In the U.K., meanwhile, a major fire at a converter station in Kent on Wednesday knocked out a high-voltage power cable that imports electricity to France. There were fears of an extended outage of that cable, with a market price for the U.K.’s main electricity auctions reportedly surging to a record price of £2,500/MWh for peak demand hours on Wednesday. That is from an average £40/MWh.
The fallout has also hit several companies, with Danish energy investor Nordstrom Invest A/S filing for bankruptcy last week, and two U.K. energy suppliers, Pfp Energy and Moneyplus Energy, also forced out of business.
While U.S. natural gas prices NG00, +6.41% were also climbing on Wednesday, in part as another storm battered the Gulf of Mexico, Europe’s crisis remains its own for now for now, said Saxo Bank’s head of commodity strategy Ole Hansen.
“Europe does not produce its own gas in any major volumes, hence its relying on imports from Russia, Norway and via LNG. In addition, the green transformation and the European Emissions Trading system has seen the continent go all in on wind and solar,” he said in emailed comments.
The wind literally stopped blowing this summer, with hydro generation in Southern Europe hit by climate change-induced droughts, which required thermal power generation to step up.
As the gap left by reduced renewable power output was tougher to fill than expected, the European gas market is showing signs of a “supply crunch and extreme physical tightness, swinging from record storage surplus one year ago to record low inventories currently as the Continent failed to attract adequate supply from abroad,” said Hansen.

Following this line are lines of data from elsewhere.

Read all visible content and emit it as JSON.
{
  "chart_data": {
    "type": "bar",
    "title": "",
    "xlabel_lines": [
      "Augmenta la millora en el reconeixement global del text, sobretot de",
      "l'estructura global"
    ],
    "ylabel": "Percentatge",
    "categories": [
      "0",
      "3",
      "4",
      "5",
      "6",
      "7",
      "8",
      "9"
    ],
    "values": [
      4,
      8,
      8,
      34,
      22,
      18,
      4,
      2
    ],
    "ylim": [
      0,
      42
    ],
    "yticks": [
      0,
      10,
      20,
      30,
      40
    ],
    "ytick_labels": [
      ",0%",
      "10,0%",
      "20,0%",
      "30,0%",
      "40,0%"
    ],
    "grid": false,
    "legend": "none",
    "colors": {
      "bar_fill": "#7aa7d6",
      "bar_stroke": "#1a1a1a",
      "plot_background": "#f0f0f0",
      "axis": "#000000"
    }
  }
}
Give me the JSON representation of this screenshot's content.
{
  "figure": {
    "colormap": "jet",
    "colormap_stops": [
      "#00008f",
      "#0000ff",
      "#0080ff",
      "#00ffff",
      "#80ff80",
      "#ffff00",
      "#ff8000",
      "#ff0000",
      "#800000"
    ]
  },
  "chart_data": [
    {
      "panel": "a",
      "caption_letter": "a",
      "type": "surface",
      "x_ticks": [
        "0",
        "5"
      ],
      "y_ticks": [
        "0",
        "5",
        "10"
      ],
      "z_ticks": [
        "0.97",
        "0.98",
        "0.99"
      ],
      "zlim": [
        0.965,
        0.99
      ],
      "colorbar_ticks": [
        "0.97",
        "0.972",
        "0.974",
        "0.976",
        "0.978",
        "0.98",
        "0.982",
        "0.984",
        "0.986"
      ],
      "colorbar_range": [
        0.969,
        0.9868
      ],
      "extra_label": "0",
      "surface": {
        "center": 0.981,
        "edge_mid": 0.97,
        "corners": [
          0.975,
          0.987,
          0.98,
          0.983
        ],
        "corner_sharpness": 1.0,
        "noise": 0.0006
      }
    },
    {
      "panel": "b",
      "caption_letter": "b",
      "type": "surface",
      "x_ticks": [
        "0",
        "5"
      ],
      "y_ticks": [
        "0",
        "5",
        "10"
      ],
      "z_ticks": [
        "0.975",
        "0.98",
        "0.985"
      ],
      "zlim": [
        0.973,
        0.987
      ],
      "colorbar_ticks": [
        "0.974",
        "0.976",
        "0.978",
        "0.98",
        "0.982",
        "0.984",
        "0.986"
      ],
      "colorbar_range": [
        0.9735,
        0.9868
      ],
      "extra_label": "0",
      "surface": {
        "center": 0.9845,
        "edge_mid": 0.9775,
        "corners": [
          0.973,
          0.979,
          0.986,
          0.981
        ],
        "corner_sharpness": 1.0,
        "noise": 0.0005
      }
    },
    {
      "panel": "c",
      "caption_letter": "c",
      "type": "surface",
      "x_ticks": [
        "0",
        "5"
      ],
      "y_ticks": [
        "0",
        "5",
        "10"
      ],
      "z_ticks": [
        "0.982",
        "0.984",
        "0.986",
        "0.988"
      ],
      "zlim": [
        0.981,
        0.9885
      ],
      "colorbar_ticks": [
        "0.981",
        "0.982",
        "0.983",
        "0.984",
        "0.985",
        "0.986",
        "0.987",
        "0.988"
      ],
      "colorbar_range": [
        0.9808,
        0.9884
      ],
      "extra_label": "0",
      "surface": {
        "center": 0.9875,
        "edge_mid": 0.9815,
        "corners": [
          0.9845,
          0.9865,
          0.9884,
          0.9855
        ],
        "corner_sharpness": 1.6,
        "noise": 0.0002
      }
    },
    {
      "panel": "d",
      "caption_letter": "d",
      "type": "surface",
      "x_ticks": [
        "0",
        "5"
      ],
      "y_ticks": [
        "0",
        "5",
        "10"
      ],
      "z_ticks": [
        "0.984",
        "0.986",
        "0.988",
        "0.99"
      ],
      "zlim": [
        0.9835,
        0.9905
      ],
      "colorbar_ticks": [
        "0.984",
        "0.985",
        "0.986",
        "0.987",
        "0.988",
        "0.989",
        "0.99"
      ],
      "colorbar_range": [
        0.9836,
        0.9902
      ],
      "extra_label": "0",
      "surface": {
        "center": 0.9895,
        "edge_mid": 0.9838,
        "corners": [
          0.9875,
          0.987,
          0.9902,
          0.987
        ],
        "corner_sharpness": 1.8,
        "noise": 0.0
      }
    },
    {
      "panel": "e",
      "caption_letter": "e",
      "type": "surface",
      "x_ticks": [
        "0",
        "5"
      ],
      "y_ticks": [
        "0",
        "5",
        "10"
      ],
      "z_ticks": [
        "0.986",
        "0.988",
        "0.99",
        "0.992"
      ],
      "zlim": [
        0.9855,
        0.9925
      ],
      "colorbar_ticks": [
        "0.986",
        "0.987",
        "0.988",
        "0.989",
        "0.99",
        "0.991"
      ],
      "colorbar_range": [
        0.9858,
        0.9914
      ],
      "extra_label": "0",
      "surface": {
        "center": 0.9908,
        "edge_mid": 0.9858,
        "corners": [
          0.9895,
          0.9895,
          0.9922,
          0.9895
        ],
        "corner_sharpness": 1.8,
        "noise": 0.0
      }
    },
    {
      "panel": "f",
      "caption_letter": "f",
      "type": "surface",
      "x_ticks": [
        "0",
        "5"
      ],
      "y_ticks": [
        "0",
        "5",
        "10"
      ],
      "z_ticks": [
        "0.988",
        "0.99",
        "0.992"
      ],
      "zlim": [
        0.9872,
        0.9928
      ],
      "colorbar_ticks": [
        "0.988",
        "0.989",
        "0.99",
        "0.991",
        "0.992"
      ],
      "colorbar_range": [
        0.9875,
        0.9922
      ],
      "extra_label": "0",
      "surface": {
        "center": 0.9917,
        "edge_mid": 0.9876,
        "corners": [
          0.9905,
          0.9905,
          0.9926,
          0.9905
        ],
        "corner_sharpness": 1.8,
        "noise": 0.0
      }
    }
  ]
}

A team of analysts at Goldman Sachs, led by Samantha Dart, said if Europe’s winter turns out colder than expected, then the continent will likely need to compete with Asia for liquefied natural gas (LNG) supply. “This could drive TTF and JKM (Japan-Korea-Market prices for LNG) higher, similar to the JKM rally seen in Jan21,” said Dart and the team.
If Europe and Asia both face colder-than-expected winters, the only way to balance the market would be a “significant further rally in European gas and power prices, reflective of the need to destroy demand, with curtailed power demand in the industrial sector through blackouts.”
Goldman “strongly” recommended that European consumers in particular “hedge their gas exposure further out the curve, where TTF appears especially underpriced relative to coal.”
The energy crisis comes as governments on the continent and in the U.K. try to get countries get back on their feet amid the continuing coronavirus pandemic. European Central Bank President Christine Lagarde told Bloomberg News on Wednesday that the continent was recovering from the pandemic faster than the central bank had expected.